Can it be done? Popcorn, Indiana (which, by the way, is located in New Jersey) isn't asking for our help. But we encourage readers to weigh in with a comment. After all, who hasn't dreamed of owning a voice-activated machine that shoots popcorn into your mouth?
Thanks for that clip. It really looked in keeping with the SNL style. Maybe they purposely filmed it that way. Even if the machine was ready for prime time in terms of design and manufacturing ability, I really don't see any kind of market for this behind the goof factor of fraternity's and maybe tech startups where they can put the Popinator to work and down the popcorn with a side of Jolt.
Couldn't find video from Saturday Night Live, but did find this mention of the Popinator on SNL Weekend Update in September:
SETH MEYERS – "A new device is being sold called the "Popinator," which is a voice-activated popcorn machine that launches a single piece of popcorn into the user's mouth. The device is activated by the phrase "I'm so lonely.""
Cool video, but I can understand why this gadget is not ready for prime time. For one, the algorithm would have to measure individual voices at various distances to determine the trajectory. Even so, it looks like the only configuration is the velocity of the kernel. And that would vary depending on each kernel. Popcorn kernels are certainly not uniform.
Randy Frank may be onto something when he says that a barking dog could potentially trigger this machine (if it actually existed in real ife). It's safe to say that it wouldn't take long for the dog to figure out that it gets a tasy treat everytime it barks.

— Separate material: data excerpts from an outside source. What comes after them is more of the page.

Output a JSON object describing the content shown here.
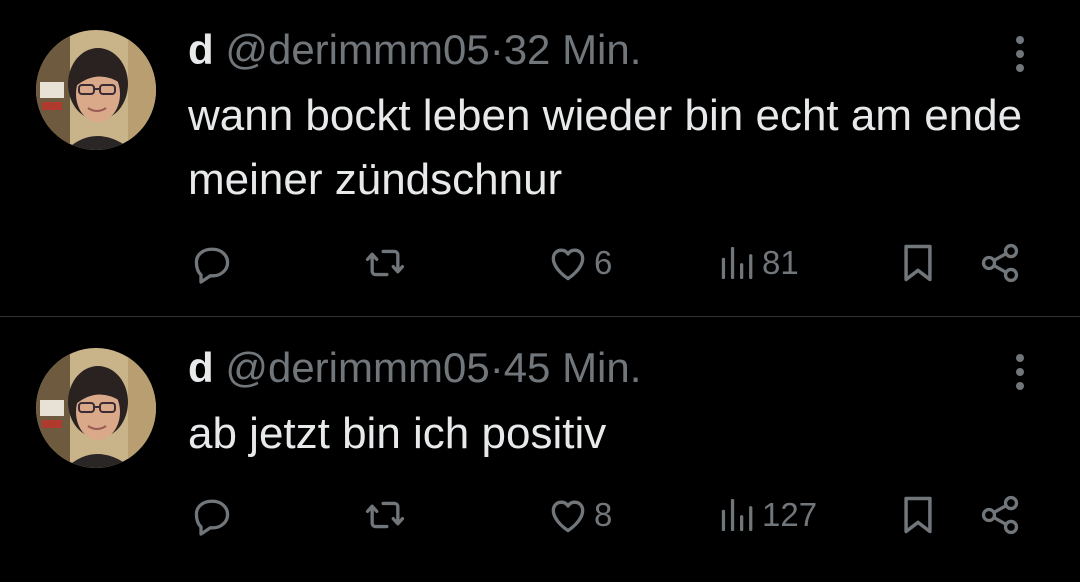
{
  "colors": {
    "background": "#000000",
    "primary_text": "#e7e9ea",
    "secondary_text": "#71767b",
    "divider": "#2f3336"
  },
  "tweets": [
    {
      "display_name": "d",
      "handle": "@derimmm05",
      "separator": "·",
      "time": "32 Min.",
      "text": "wann bockt leben wieder bin echt am ende meiner zündschnur",
      "likes": "6",
      "views": "81",
      "icons": [
        "reply-icon",
        "repost-icon",
        "like-icon",
        "views-icon",
        "bookmark-icon",
        "share-icon",
        "more-icon"
      ]
    },
    {
      "display_name": "d",
      "handle": "@derimmm05",
      "separator": "·",
      "time": "45 Min.",
      "text": "ab jetzt bin ich positiv",
      "likes": "8",
      "views": "127",
      "icons": [
        "reply-icon",
        "repost-icon",
        "like-icon",
        "views-icon",
        "bookmark-icon",
        "share-icon",
        "more-icon"
      ]
    }
  ]
}
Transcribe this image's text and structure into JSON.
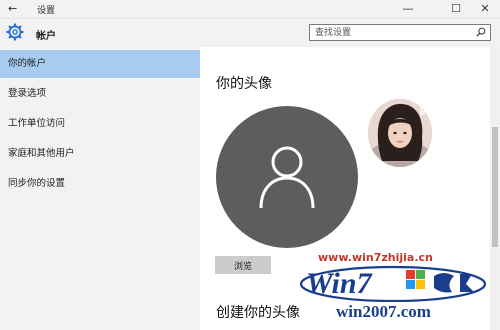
{
  "window": {
    "title": "设置",
    "back_glyph": "←",
    "minimize_glyph": "—",
    "maximize_glyph": "☐",
    "close_glyph": "✕"
  },
  "header": {
    "title": "帐户",
    "search_placeholder": "查找设置",
    "icon": "gear-icon",
    "accent_color": "#1f6fd6"
  },
  "sidebar": {
    "items": [
      {
        "label": "你的帐户",
        "active": true
      },
      {
        "label": "登录选项",
        "active": false
      },
      {
        "label": "工作单位访问",
        "active": false
      },
      {
        "label": "家庭和其他用户",
        "active": false
      },
      {
        "label": "同步你的设置",
        "active": false
      }
    ],
    "active_color": "#a9cdf0"
  },
  "main": {
    "avatar_title": "你的头像",
    "browse_label": "浏览",
    "create_title": "创建你的头像",
    "placeholder_icon": "person-icon"
  },
  "watermark": {
    "url": "www.win7zhijia.cn",
    "brand": "Win7",
    "bottom_text": "win2007.com"
  }
}
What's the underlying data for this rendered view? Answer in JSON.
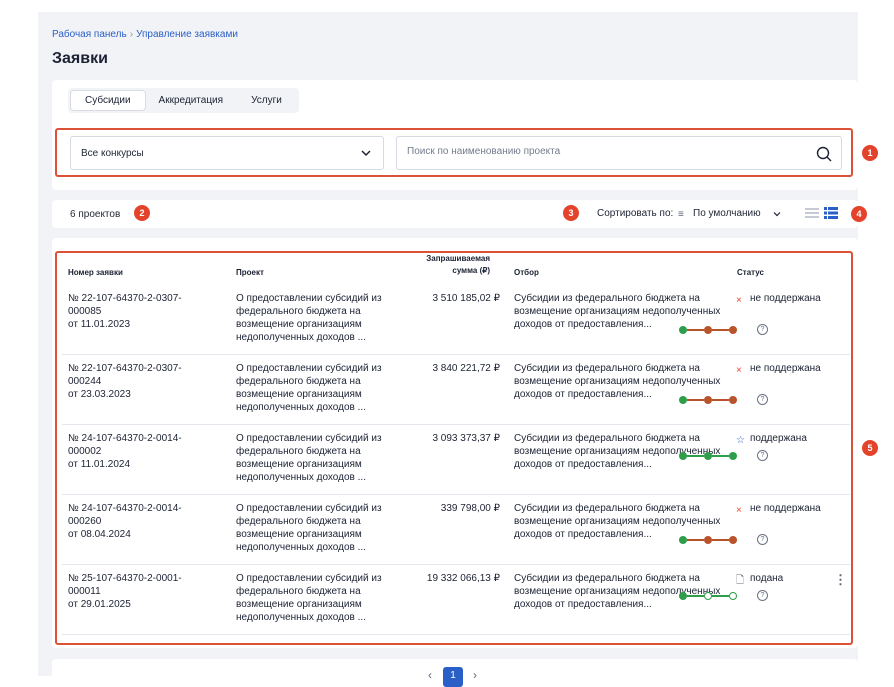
{
  "breadcrumb": {
    "items": [
      "Рабочая панель",
      "Управление заявками"
    ],
    "separator": "›"
  },
  "page_title": "Заявки",
  "tabs": [
    {
      "label": "Субсидии",
      "active": true
    },
    {
      "label": "Аккредитация",
      "active": false
    },
    {
      "label": "Услуги",
      "active": false
    }
  ],
  "filters": {
    "contest_select": "Все конкурсы",
    "search_placeholder": "Поиск по наименованию проекта"
  },
  "summary": {
    "count_text": "6 проектов",
    "sort_label": "Сортировать по:",
    "sort_value": "По умолчанию"
  },
  "annotations": [
    "1",
    "2",
    "3",
    "4",
    "5"
  ],
  "table": {
    "headers": {
      "number": "Номер заявки",
      "project": "Проект",
      "sum_line1": "Запрашиваемая",
      "sum_line2": "сумма (₽)",
      "selection": "Отбор",
      "status": "Статус"
    },
    "rows": [
      {
        "num1": "№ 22-107-64370-2-0307-",
        "num2": "000085",
        "date": "от 11.01.2023",
        "project": "О предоставлении субсидий из федерального бюджета на возмещение организациям недополученных доходов ...",
        "sum": "3 510 185,02 ₽",
        "selection": "Субсидии из федерального бюджета на возмещение организациям недополученных доходов от предоставления...",
        "status": "не поддержана",
        "status_icon": "x-icon",
        "steps": [
          "#2e9e4a",
          "#b8532b",
          "#b8532b"
        ]
      },
      {
        "num1": "№ 22-107-64370-2-0307-",
        "num2": "000244",
        "date": "от 23.03.2023",
        "project": "О предоставлении субсидий из федерального бюджета на возмещение организациям недополученных доходов ...",
        "sum": "3 840 221,72 ₽",
        "selection": "Субсидии из федерального бюджета на возмещение организациям недополученных доходов от предоставления...",
        "status": "не поддержана",
        "status_icon": "x-icon",
        "steps": [
          "#2e9e4a",
          "#b8532b",
          "#b8532b"
        ]
      },
      {
        "num1": "№ 24-107-64370-2-0014-",
        "num2": "000002",
        "date": "от 11.01.2024",
        "project": "О предоставлении субсидий из федерального бюджета на возмещение организациям недополученных доходов ...",
        "sum": "3 093 373,37 ₽",
        "selection": "Субсидии из федерального бюджета на возмещение организациям недополученных доходов от предоставления...",
        "status": "поддержана",
        "status_icon": "star-icon",
        "steps": [
          "#2e9e4a",
          "#2e9e4a",
          "#2e9e4a"
        ]
      },
      {
        "num1": "№ 24-107-64370-2-0014-",
        "num2": "000260",
        "date": "от 08.04.2024",
        "project": "О предоставлении субсидий из федерального бюджета на возмещение организациям недополученных доходов ...",
        "sum": "339 798,00 ₽",
        "selection": "Субсидии из федерального бюджета на возмещение организациям недополученных доходов от предоставления...",
        "status": "не поддержана",
        "status_icon": "x-icon",
        "steps": [
          "#2e9e4a",
          "#b8532b",
          "#b8532b"
        ]
      },
      {
        "num1": "№ 25-107-64370-2-0001-",
        "num2": "000011",
        "date": "от 29.01.2025",
        "project": "О предоставлении субсидий из федерального бюджета на возмещение организациям недополученных доходов ...",
        "sum": "19 332 066,13 ₽",
        "selection": "Субсидии из федерального бюджета на возмещение организациям недополученных доходов от предоставления...",
        "status": "подана",
        "status_icon": "document-icon",
        "steps": [
          "#2e9e4a",
          "hollow",
          "hollow"
        ]
      }
    ]
  },
  "pagination": {
    "current": "1",
    "prev": "‹",
    "next": "›"
  },
  "colors": {
    "accent": "#2a5fc7",
    "highlight": "#dc5238",
    "success": "#2e9e4a",
    "rejected": "#b8532b"
  }
}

Beth, I agree, this would definitely be in a hit in the dorms. Throw in the beer-throwing fridge (over 21 only, please), and you'd be the most popular kid on campus!
At first after seeing the video, I thought you might have stumbled across something that could be a Saturday Night Live skit. Then I thought, those offices. Pretty cushy for a bunch of young folk that should essentially be operating out of someone's garage if that was their sole offering. Then I realized this is a project orchestrated by a popcorn manufacturing company. (Love their products, BTW--the kettle corn flavor is awesome!). Any way, I guess the Popinator is cool in concept and maybe even innovative if it does indeed incorporate some of that more novel sensing and voice activation technology. But changing the way people eat popcorn and getting them to shell out bucks for a machine like that. Maybe in a dorm room, but I prefer the bag just fine, thank you very much.